Amsterdam, located within the Dutch province of North Holland, is the capital of the Netherlands, and its principle commercial and financial centre. It is a city and a port, with over 160 17th-century canals and more than 1,700 bridges.

Amsterdam is informally referred to as the “Venice of the North”, with their large number of canals forming a UNESCO World Heritage Site. Besides its intricate canal system, Amsterdam is both locally and internationally known for its artistic heritage, narrow houses with gabled facades and many bike paths and lanes spread across the city.


  • Amsterdam stands on 11 million wooden poles to support the buildings from sinking.
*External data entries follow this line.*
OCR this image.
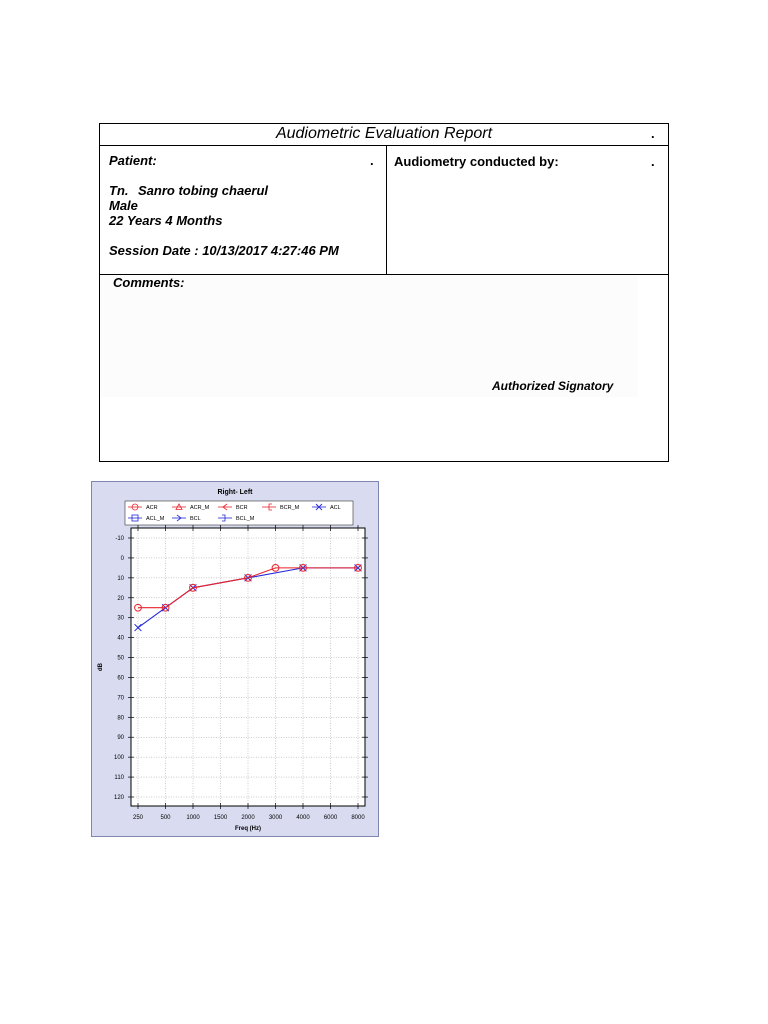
Audiometric Evaluation Report	.
Patient:	.
Tn. Sanro tobing chaerul
Male
22 Years 4 Months
Session Date : 10/13/2017 4:27:46 PM
Audiometry conducted by:	.
Comments:
Authorized Signatory
Right- Left
ACR	ACR_M	BCR	BCR_M	ACL
ACL_M	BCL	BCL_M
-10
0
10
20
30
40
50
60
70
80
90
100
110
120
250	500	1000 1500 2000 3000 4000 6000 8000
Freq (Hz)
dB
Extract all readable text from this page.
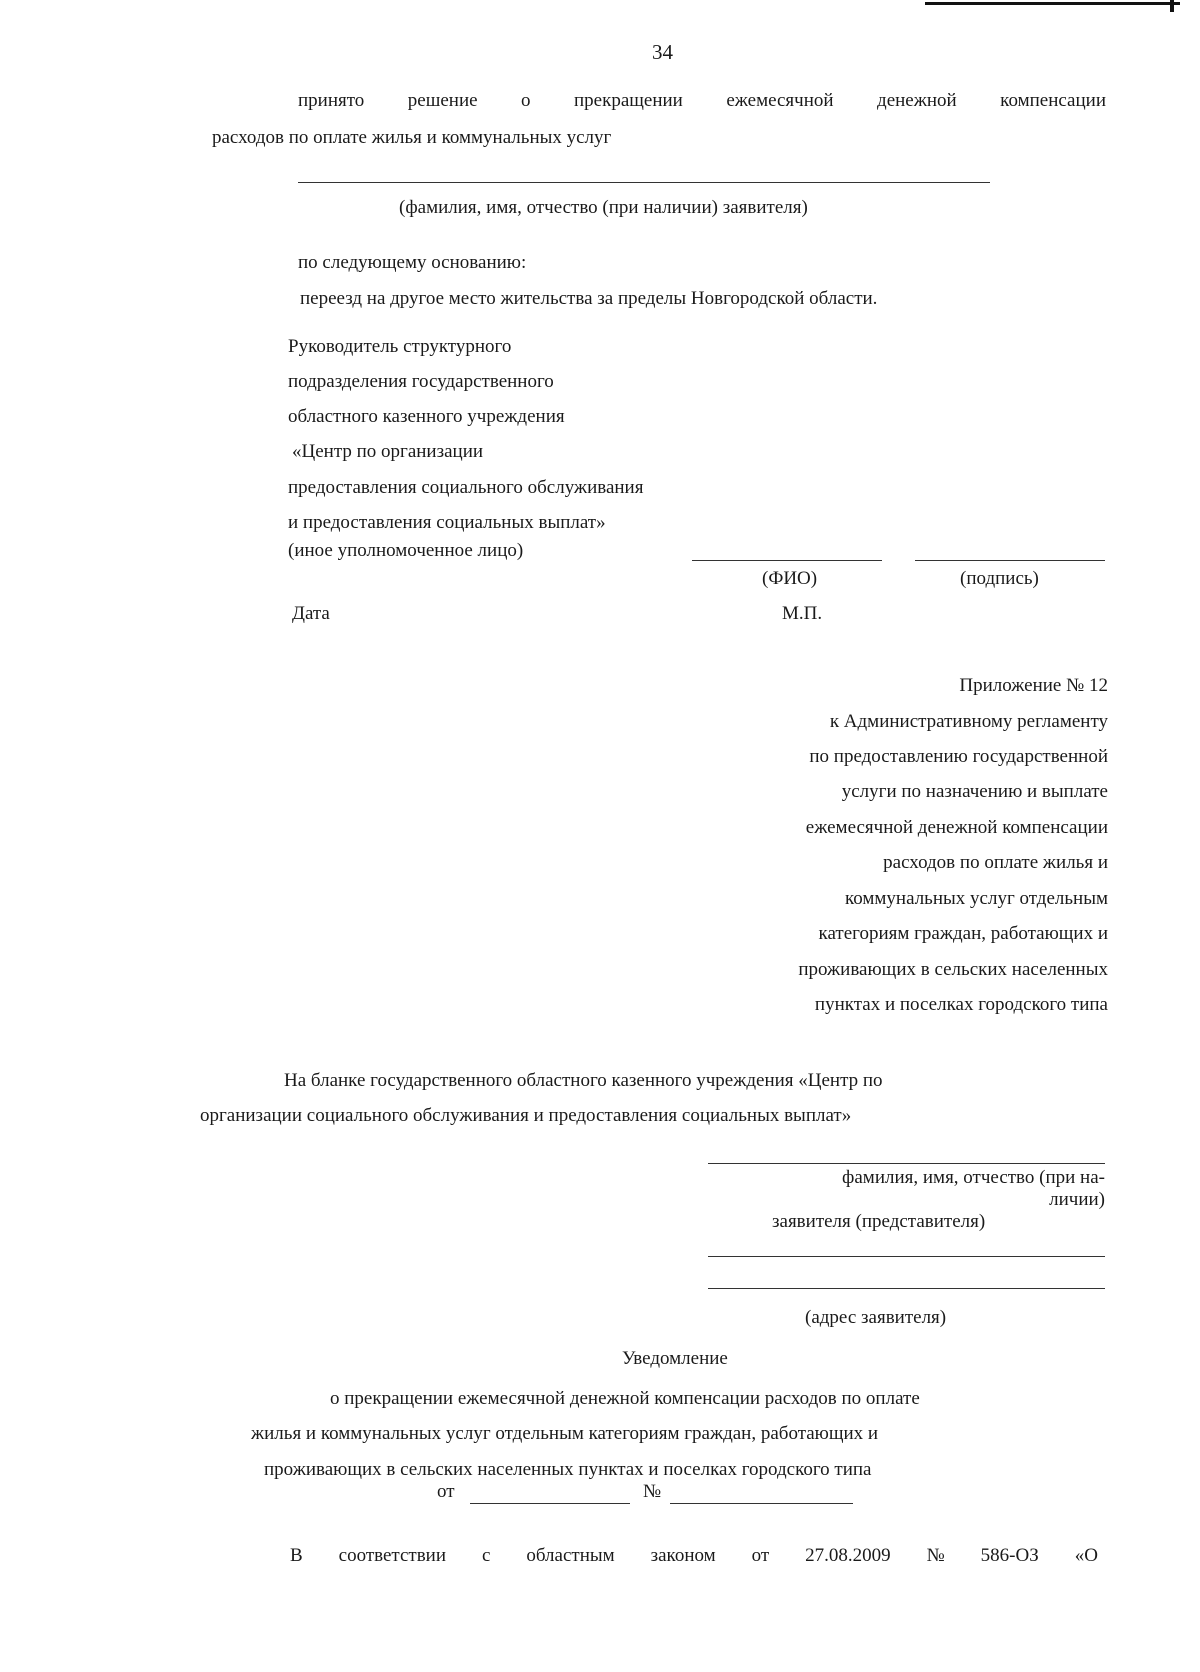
34
принято решение о прекращении ежемесячной денежной компенсации
расходов по оплате жилья и коммунальных услуг
(фамилия, имя, отчество (при наличии) заявителя)
по следующему основанию:
переезд на другое место жительства за пределы Новгородской области.
Руководитель структурного
подразделения государственного
областного казенного учреждения
«Центр по организации
предоставления социального обслуживания
и предоставления социальных выплат»
(иное уполномоченное лицо)
(ФИО)	(подпись)
Дата	М.П.
Приложение № 12
к Административному регламенту
по предоставлению государственной
услуги по назначению и выплате
ежемесячной денежной компенсации
расходов по оплате жилья и
коммунальных услуг отдельным
категориям граждан, работающих и
проживающих в сельских населенных
пунктах и поселках городского типа
На бланке государственного областного казенного учреждения «Центр по
организации социального обслуживания и предоставления социальных выплат»
фамилия, имя, отчество (при на-
личии)
заявителя (представителя)
(адрес заявителя)
Уведомление
о прекращении ежемесячной денежной компенсации расходов по оплате
жилья и коммунальных услуг отдельным категориям граждан, работающих и
проживающих в сельских населенных пунктах и поселках городского типа
от	№
В соответствии с областным законом от 27.08.2009 № 586-ОЗ «О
  • The city is built on clay.
  • You can travel 100 kilometres on the canals.
  • Over 20,000 bikes are fished out of the canals each year.
  • De Torensluis bridge from 1648 is the oldest and widest bridge in Amsterdam.
  • The city is made up of 90 small islands.
  • There are more bikes than people in Amsterdam!
  • The smallest house in Europe (2,02 m wide, 5 m deep) is in Amsterdam, built in 1738.
  • Tram number 5 is Amsterdam’s busiest tram line.
  • Amsterdam has the most museums per square meter.
  • Amsterdam is home to the only floating flower market in the world – The Bloemenmarkt, which exists since 1862.